GPS signals in Tel Aviv, Israel were scrambled Thursday, causing services like smartphone maps and food delivery to go haywire, according to a new report from the Times of Israel. And while it hasn’t been officially confirmed, it appears the Israeli military may be responsible for the GPS disruptions as the country anticipates a retaliatory missile strike from Iran in the coming days.

“What wartime GPS scrambling looks like,” one Tel Aviv resident wrote on X. “I took a 6-minute trip on a rental scooter in Tel Aviv and the app thinks I traveled 200km to Beirut.”

It became common for Israel to scramble GPS signals over its northern airspace after the terrorist attacks of October 7, 2023, in an effort to confuse missiles launched by Hezbollah from Lebanon. But Thursday’s GPS spoofing—which interfered with apps like Waze, Google Maps, and Gett Taxi—appeared to be the first time the tactic was deployed in the major city of Tel Aviv since the war began.

Israel is believed to have been behind a missile strike on Iran’s embassy in Damascus, Syria on Monday which killed Mohammad Reza Zahedi, a high-ranking member of Iran’s military. Israel has denied being behind the strike but U.S. officials have made it clear they think Israel launched the attack and have signaled to Iran that America had no involvement.

That attack in Syria has caused Israel to prepare for a potential retaliatory strike that could happen relatively soon. In fact, Amos Yadlin, a former high-ranking intelligence chief in Israel, told Israel’s CTech news outlet he expects Iran may try to strike Israel on Friday, the last day of Ramadan.

“I will not be surprised if Iran will act tomorrow. Don’t panic. Don’t run to the shelters,” Yadlin told CTech, citing Israel’s robust missile defense system. “Be tuned for tomorrow and then, depending on the consequences of the attack, it may escalate.”

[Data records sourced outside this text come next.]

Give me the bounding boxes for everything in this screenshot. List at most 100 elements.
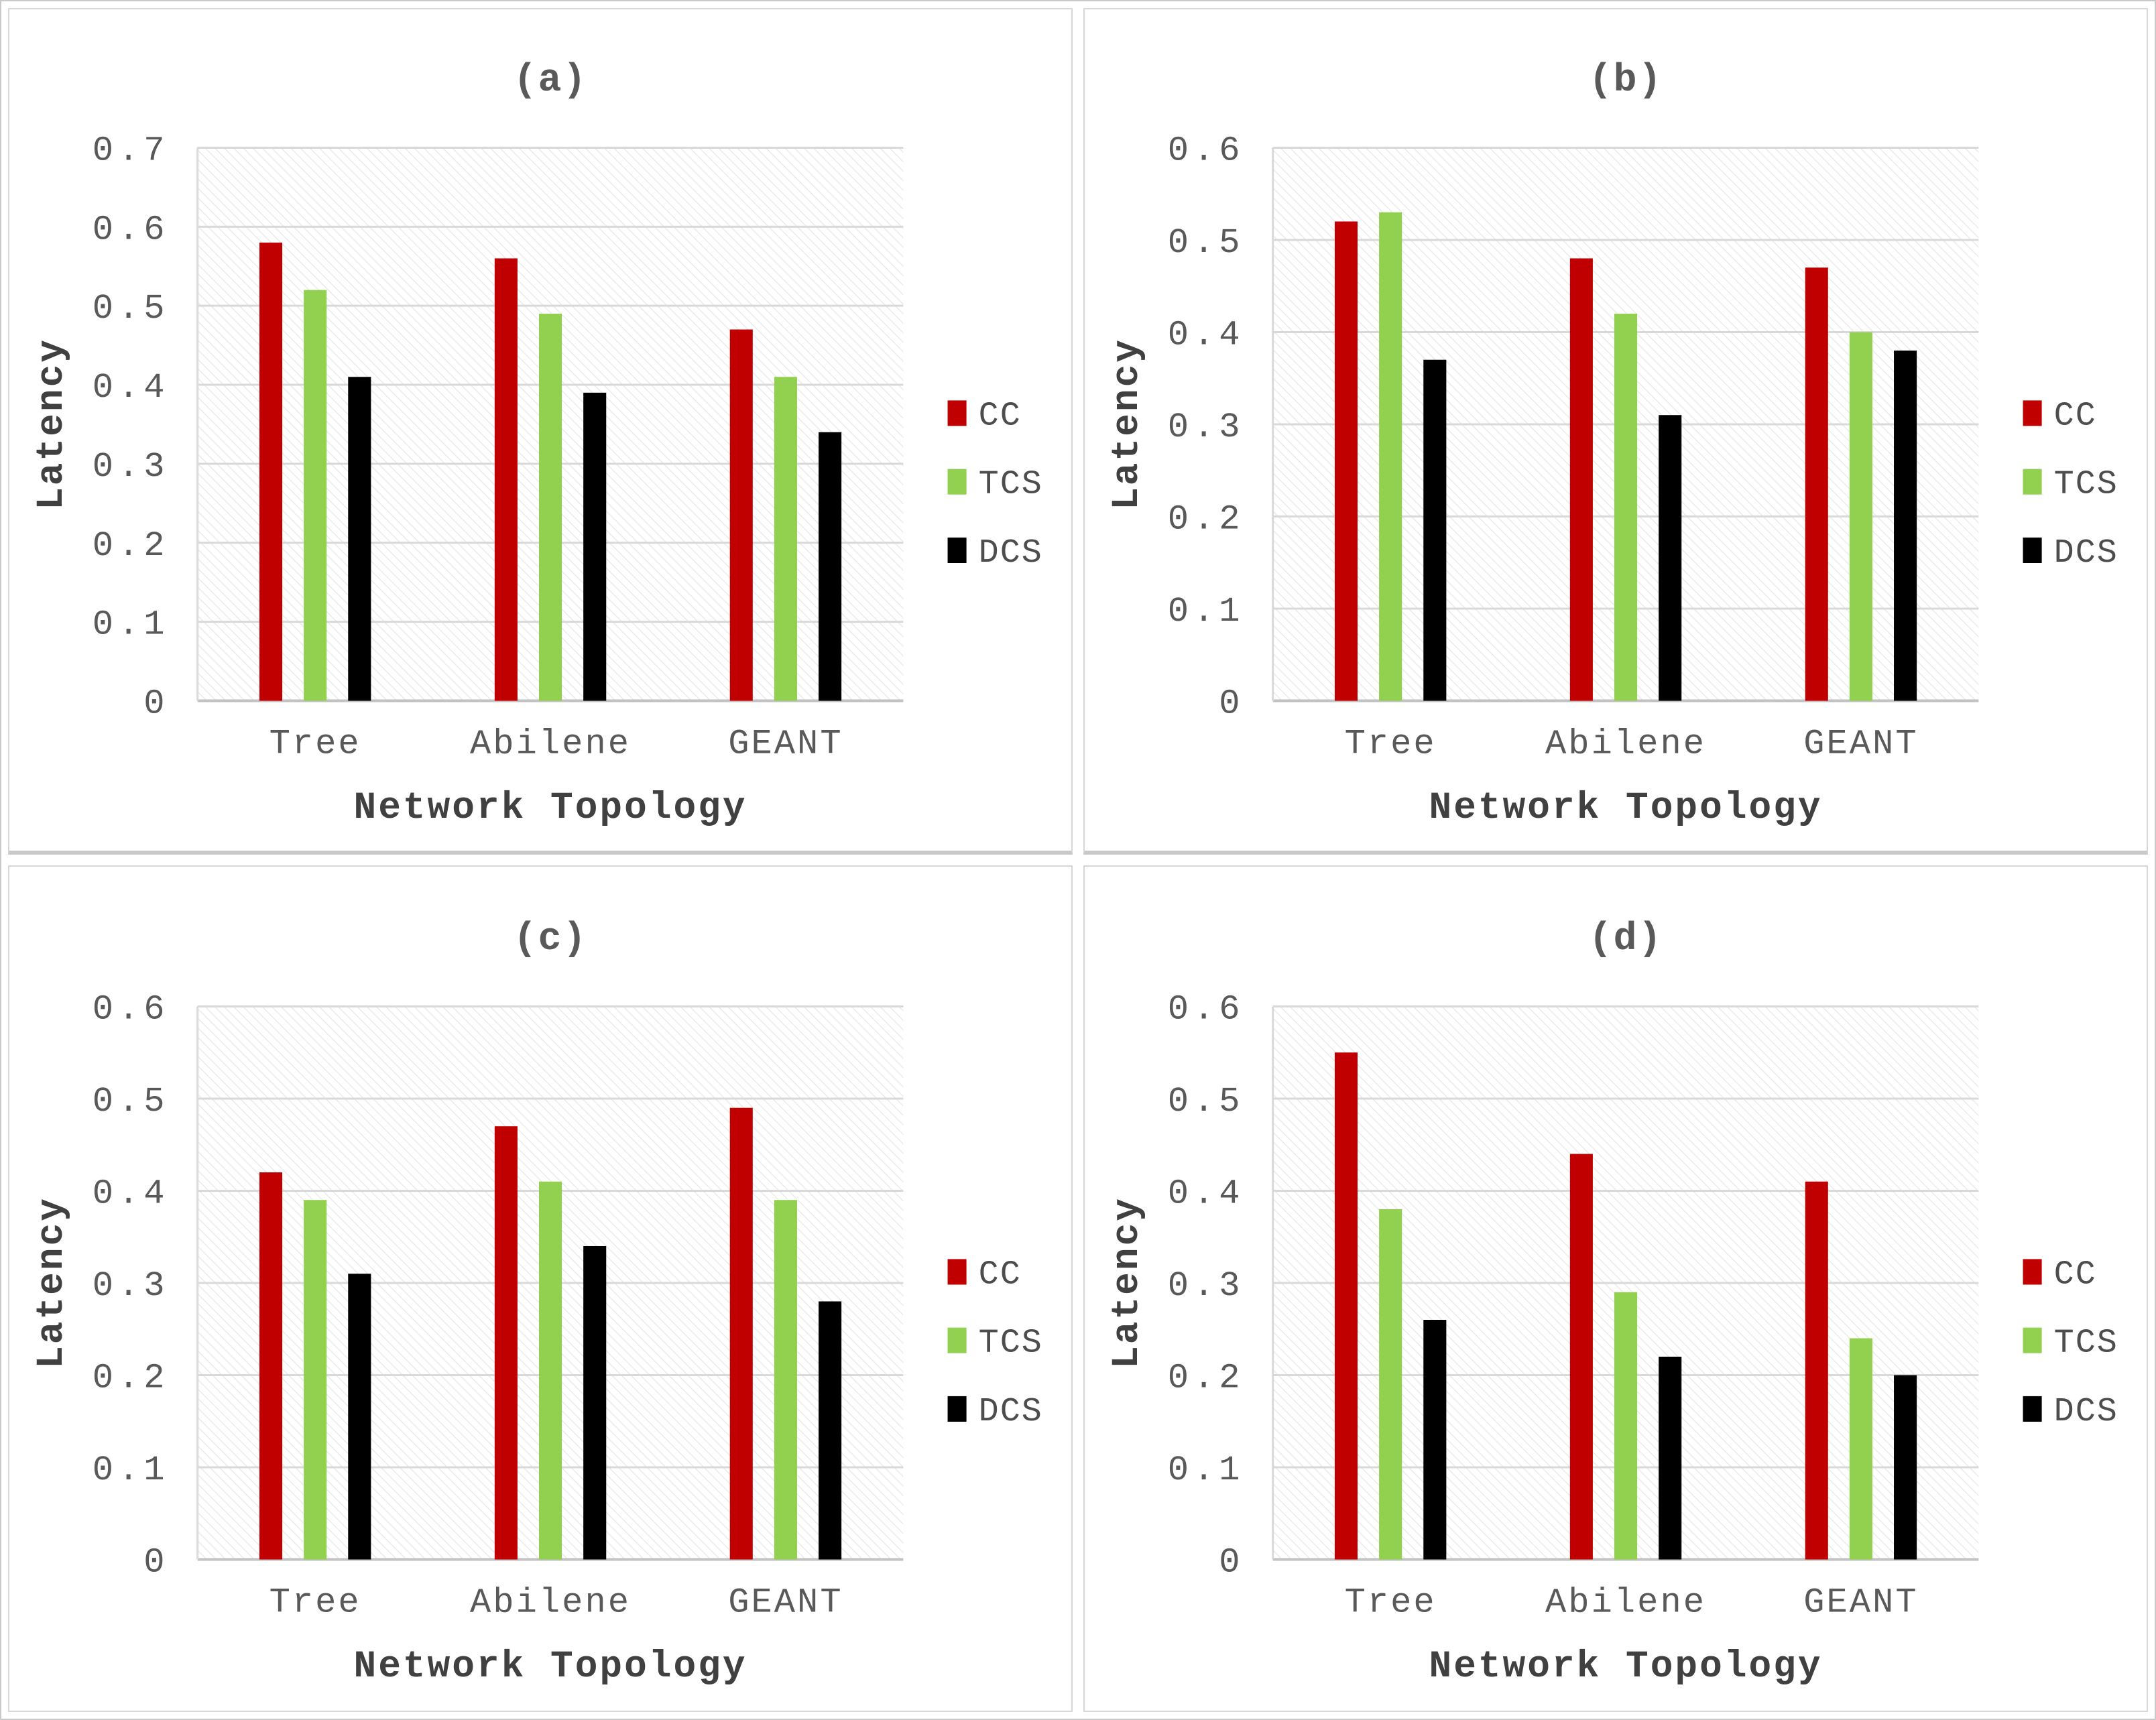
bar-CC-Tree bbox=[259, 242, 283, 701]
category-label-Abilene: Abilene bbox=[1545, 1583, 1706, 1623]
y-tick-label: 0 bbox=[143, 1543, 169, 1583]
bar-DCS-Tree bbox=[1423, 1319, 1447, 1560]
y-tick-label: 0 bbox=[1219, 1543, 1244, 1583]
bar-CC-GEANT bbox=[1805, 267, 1828, 701]
y-tick-label: 0.3 bbox=[1168, 408, 1245, 447]
bar-TCS-GEANT bbox=[774, 377, 797, 701]
legend-label-DCS: DCS bbox=[979, 1393, 1043, 1431]
bar-DCS-GEANT bbox=[1894, 1375, 1917, 1560]
y-tick-label: 0.7 bbox=[93, 131, 170, 170]
black-square-icon bbox=[2023, 537, 2042, 564]
black-square-icon bbox=[947, 537, 967, 564]
bar-TCS-GEANT bbox=[774, 1200, 797, 1560]
chart-panel-b: (b) 0 0.1 0.2 0.3 0.4 0.5 0.6 Tree Abilene GEANT … bbox=[1083, 8, 2148, 855]
y-tick-label: 0.2 bbox=[1168, 500, 1245, 540]
chart-title: (a) bbox=[514, 59, 588, 103]
plot-area: 0 0.1 0.2 0.3 0.4 0.5 0.6 Tree Abilene GEANT bbox=[1168, 131, 1979, 764]
chart-title: (d) bbox=[1589, 918, 1663, 961]
y-tick-label: 0.5 bbox=[1168, 1082, 1245, 1121]
x-axis-label: Network Topology bbox=[354, 786, 747, 829]
bar-TCS-Tree bbox=[1379, 1209, 1402, 1560]
y-axis-label: Latency bbox=[30, 1196, 73, 1369]
y-tick-label: 0.4 bbox=[1168, 1174, 1245, 1214]
red-square-icon bbox=[947, 1259, 967, 1285]
y-tick-label: 0.1 bbox=[93, 605, 170, 645]
plot-area: 0 0.1 0.2 0.3 0.4 0.5 0.6 0.7 Tree Abilene GEANT bbox=[93, 131, 904, 764]
legend: CC TCS DCS bbox=[947, 397, 1043, 572]
bar-CC-Tree bbox=[259, 1172, 283, 1560]
plot-area: 0 0.1 0.2 0.3 0.4 0.5 0.6 Tree Abilene GEANT bbox=[93, 989, 904, 1623]
y-tick-label: 0.1 bbox=[1168, 592, 1245, 631]
category-label-Tree: Tree bbox=[270, 725, 361, 764]
x-axis-label: Network Topology bbox=[1429, 786, 1823, 829]
bar-CC-Abilene bbox=[494, 1126, 518, 1560]
category-label-Tree: Tree bbox=[270, 1583, 361, 1623]
bar-CC-GEANT bbox=[1805, 1181, 1828, 1560]
category-label-GEANT: GEANT bbox=[1803, 1583, 1918, 1623]
y-tick-label: 0.6 bbox=[1168, 131, 1245, 170]
bar-TCS-Abilene bbox=[538, 313, 562, 701]
y-tick-label: 0.6 bbox=[93, 210, 170, 249]
bar-DCS-Abilene bbox=[583, 1245, 607, 1560]
bar-TCS-Tree bbox=[1379, 212, 1402, 701]
bar-TCS-Tree bbox=[304, 290, 327, 701]
y-tick-label: 0.2 bbox=[93, 526, 170, 566]
category-label-Tree: Tree bbox=[1345, 1583, 1437, 1623]
bar-chart-a: (a) 0 0.1 0.2 0.3 0.4 0.5 0.6 0.7 Tree Abilene GEA… bbox=[30, 59, 1043, 829]
y-axis-label: Latency bbox=[30, 338, 73, 510]
bar-CC-Tree bbox=[1334, 1052, 1358, 1560]
legend-label-CC: CC bbox=[979, 397, 1022, 435]
category-label-Abilene: Abilene bbox=[470, 725, 631, 764]
category-label-GEANT: GEANT bbox=[1803, 725, 1918, 764]
y-tick-label: 0.2 bbox=[1168, 1359, 1245, 1398]
chart-panel-c: (c) 0 0.1 0.2 0.3 0.4 0.5 0.6 Tree Abilene GEANT … bbox=[8, 865, 1073, 1712]
y-tick-label: 0.5 bbox=[1168, 223, 1245, 263]
legend-label-CC: CC bbox=[2054, 397, 2097, 435]
bar-DCS-GEANT bbox=[819, 1301, 842, 1560]
y-tick-label: 0.4 bbox=[93, 1174, 170, 1214]
bar-DCS-Abilene bbox=[1659, 415, 1682, 701]
black-square-icon bbox=[947, 1396, 967, 1422]
green-square-icon bbox=[2023, 1327, 2042, 1353]
y-tick-label: 0.5 bbox=[93, 1082, 170, 1121]
category-label-Abilene: Abilene bbox=[1545, 725, 1706, 764]
red-square-icon bbox=[2023, 1259, 2042, 1285]
category-label-GEANT: GEANT bbox=[728, 725, 843, 764]
legend-label-TCS: TCS bbox=[2054, 1325, 2118, 1363]
green-square-icon bbox=[947, 1327, 967, 1353]
bar-DCS-Abilene bbox=[1659, 1356, 1682, 1560]
y-axis-label: Latency bbox=[1105, 1196, 1148, 1369]
legend-label-TCS: TCS bbox=[979, 466, 1043, 504]
bar-TCS-Abilene bbox=[1614, 1292, 1638, 1560]
legend: CC TCS DCS bbox=[947, 1255, 1043, 1431]
bar-DCS-Tree bbox=[1423, 359, 1447, 701]
y-axis-label: Latency bbox=[1105, 338, 1148, 510]
chart-title: (c) bbox=[514, 918, 588, 961]
y-tick-label: 0.3 bbox=[1168, 1266, 1245, 1306]
y-tick-label: 0.5 bbox=[93, 289, 170, 328]
legend-label-DCS: DCS bbox=[979, 534, 1043, 572]
green-square-icon bbox=[2023, 469, 2042, 495]
chart-panel-a: (a) 0 0.1 0.2 0.3 0.4 0.5 0.6 0.7 Tree Abilene GEA… bbox=[8, 8, 1073, 855]
bar-CC-Abilene bbox=[1569, 258, 1593, 701]
red-square-icon bbox=[947, 400, 967, 426]
green-square-icon bbox=[947, 469, 967, 495]
y-tick-label: 0.1 bbox=[93, 1451, 170, 1490]
bar-CC-Tree bbox=[1334, 221, 1358, 701]
y-tick-label: 0.6 bbox=[93, 989, 170, 1029]
bar-TCS-GEANT bbox=[1849, 1338, 1872, 1560]
y-tick-label: 0.6 bbox=[1168, 989, 1245, 1029]
legend-label-DCS: DCS bbox=[2054, 1393, 2118, 1431]
bar-CC-GEANT bbox=[729, 1107, 753, 1560]
black-square-icon bbox=[2023, 1396, 2042, 1422]
bar-CC-Abilene bbox=[494, 258, 518, 701]
category-label-Tree: Tree bbox=[1345, 725, 1437, 764]
y-tick-label: 0.2 bbox=[93, 1359, 170, 1398]
plot-area: 0 0.1 0.2 0.3 0.4 0.5 0.6 Tree Abilene GEANT bbox=[1168, 989, 1979, 1623]
x-axis-label: Network Topology bbox=[354, 1645, 747, 1688]
y-tick-label: 0.4 bbox=[1168, 316, 1245, 355]
bar-TCS-Abilene bbox=[1614, 313, 1638, 701]
bar-CC-Abilene bbox=[1569, 1154, 1593, 1560]
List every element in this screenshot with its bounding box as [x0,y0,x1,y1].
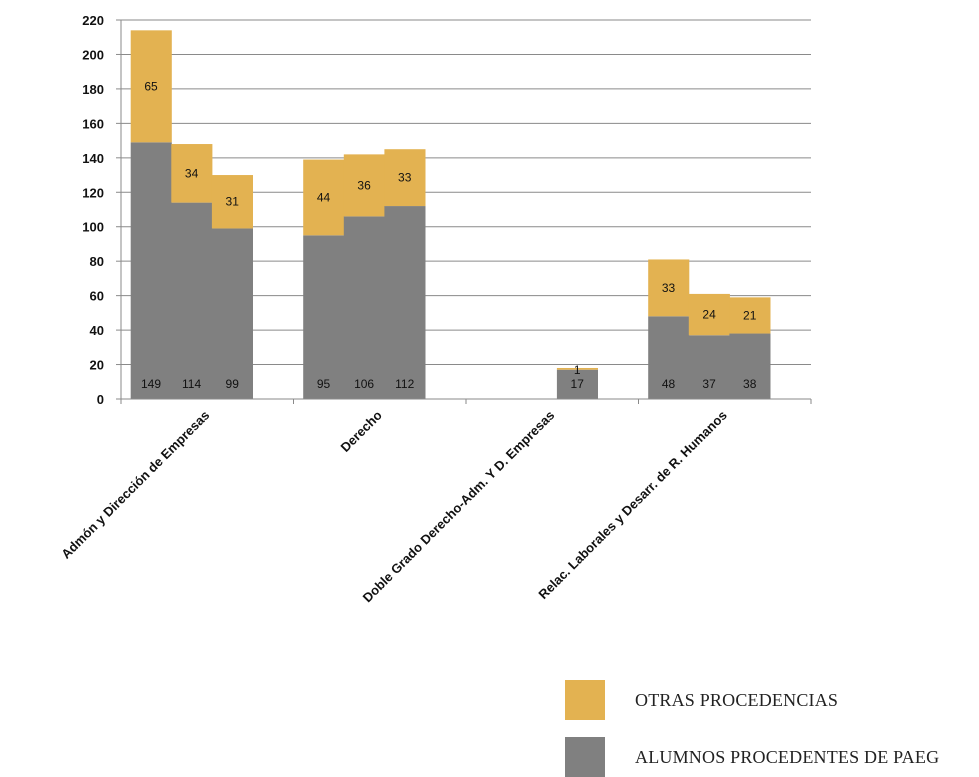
data-label-paeg: 38 [743,377,757,391]
data-label-otras: 21 [743,308,757,322]
data-label-otras: 65 [144,79,158,93]
bar-paeg [384,206,426,399]
bar-paeg [729,333,771,399]
data-label-paeg: 114 [182,377,201,391]
x-category-label: Relac. Laborales y Desarr. de R. Humanos [535,408,730,603]
data-label-otras: 33 [662,281,676,295]
y-tick-label: 220 [82,13,104,28]
legend-label-otras: OTRAS PROCEDENCIAS [635,689,839,710]
bar-otras [171,144,213,203]
data-label-paeg: 17 [571,377,585,391]
bar-paeg [171,202,213,399]
bar-otras [556,367,598,370]
bars [130,30,771,399]
y-tick-label: 0 [97,392,104,407]
y-tick-label: 80 [90,254,104,269]
bar-paeg [130,142,172,399]
bar-paeg [211,228,253,399]
x-category-label: Doble Grado Derecho-Adm. Y D. Empresas [360,408,558,606]
data-label-paeg: 95 [317,377,331,391]
x-category-label: Derecho [337,407,384,454]
y-tick-label: 120 [82,185,104,200]
y-tick-label: 180 [82,82,104,97]
bar-otras [688,293,730,336]
legend-item-otras: OTRAS PROCEDENCIAS [565,680,838,720]
data-label-otras: 44 [317,190,331,204]
bar-paeg [688,335,730,399]
y-tick-label: 40 [90,323,104,338]
data-label-paeg: 106 [354,377,374,391]
bar-otras [130,30,172,143]
y-tick-label: 200 [82,47,104,62]
bar-otras [303,159,345,236]
x-category-label: Admón y Dirección de Empresas [58,408,212,562]
legend-swatch-otras [565,680,605,720]
bar-paeg [648,316,690,399]
data-label-otras: 31 [226,195,240,209]
data-label-otras: 33 [398,171,412,185]
bar-paeg [343,216,385,399]
legend-swatch-paeg [565,737,605,777]
data-label-paeg: 37 [702,377,716,391]
data-label-otras: 1 [574,363,581,377]
bar-otras [343,154,385,217]
data-label-paeg: 48 [662,377,676,391]
bar-otras [729,297,771,334]
y-tick-label: 100 [82,220,104,235]
data-label-otras: 34 [185,166,199,180]
bar-paeg [303,235,345,399]
data-label-otras: 36 [357,178,371,192]
data-label-paeg: 149 [141,377,161,391]
bar-otras [384,149,426,207]
data-labels: 149 65 114 34 99 31 95 44 106 36 112 33 171 48 33 37 24 3… [141,79,757,391]
data-label-paeg: 112 [395,377,414,391]
y-tick-label: 60 [90,289,104,304]
bar-otras [211,175,253,229]
legend-label-paeg: ALUMNOS PROCEDENTES DE PAEG [635,746,940,767]
bar-otras [648,259,690,317]
data-label-otras: 24 [702,308,716,322]
legend-item-paeg: ALUMNOS PROCEDENTES DE PAEG [565,737,939,777]
data-label-paeg: 99 [226,377,240,391]
bar-paeg [556,369,598,399]
y-tick-label: 160 [82,116,104,131]
y-tick-label: 20 [90,358,104,373]
y-tick-label: 140 [82,151,104,166]
stacked-bar-chart: 0 20 40 60 80 100 120 140 160 180 200 220 Admón y Di… [58,13,812,606]
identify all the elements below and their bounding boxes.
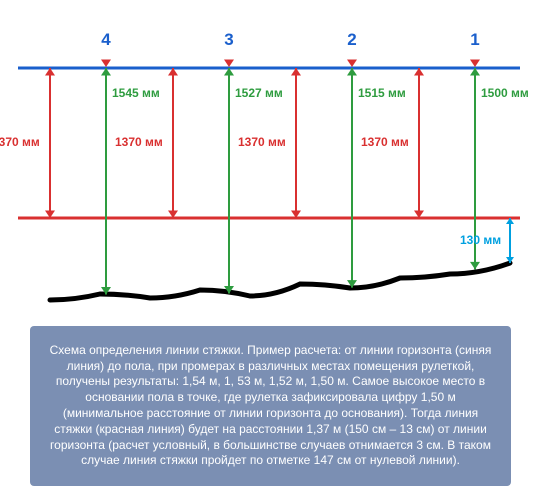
caption-box: Схема определения линии стяжки. Пример р… [30, 326, 511, 486]
label-130mm: 130 мм [460, 233, 501, 247]
column-number-1: 1 [470, 30, 479, 50]
mid-measure-2: 1370 мм [238, 135, 286, 149]
diagram-svg [0, 0, 541, 320]
caption-text: Схема определения линии стяжки. Пример р… [44, 343, 497, 470]
column-number-4: 4 [101, 30, 110, 50]
mid-measure-3: 1370 мм [361, 135, 409, 149]
top-measure-1: 1527 мм [235, 86, 283, 100]
diagram-canvas: 4 1545 мм 1370 мм 3 1527 мм 1370 мм 2 1515 мм 13… [0, 0, 541, 503]
mid-measure-1: 1370 мм [115, 135, 163, 149]
top-measure-0: 1545 мм [112, 86, 160, 100]
column-number-3: 3 [224, 30, 233, 50]
column-number-2: 2 [347, 30, 356, 50]
top-measure-2: 1515 мм [358, 86, 406, 100]
top-measure-3: 1500 мм [481, 86, 529, 100]
mid-measure-0: 1370 мм [0, 135, 40, 149]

As Bloomberg notes, any direct strike from Iran on a major Israeli city would be an escalation that risks widening the war, which started on October 7 after Hamas launched attacks that killed roughly 1,200 Israelis. Another 240 Israelis were taken hostage. At least 32,600 Palestinians have died in the ensuing war in Gaza, according to the United Nations.

The U.S. has conducted GPS spoofing exercises, though there are no known cases of the country using it in war. Ukraine, Russia, and China have also deployed the tactic in recent years. But it’s not still clear whether Israel’s attempt at confusing an Iranian rocket will work. The world may find out sooner rather than later.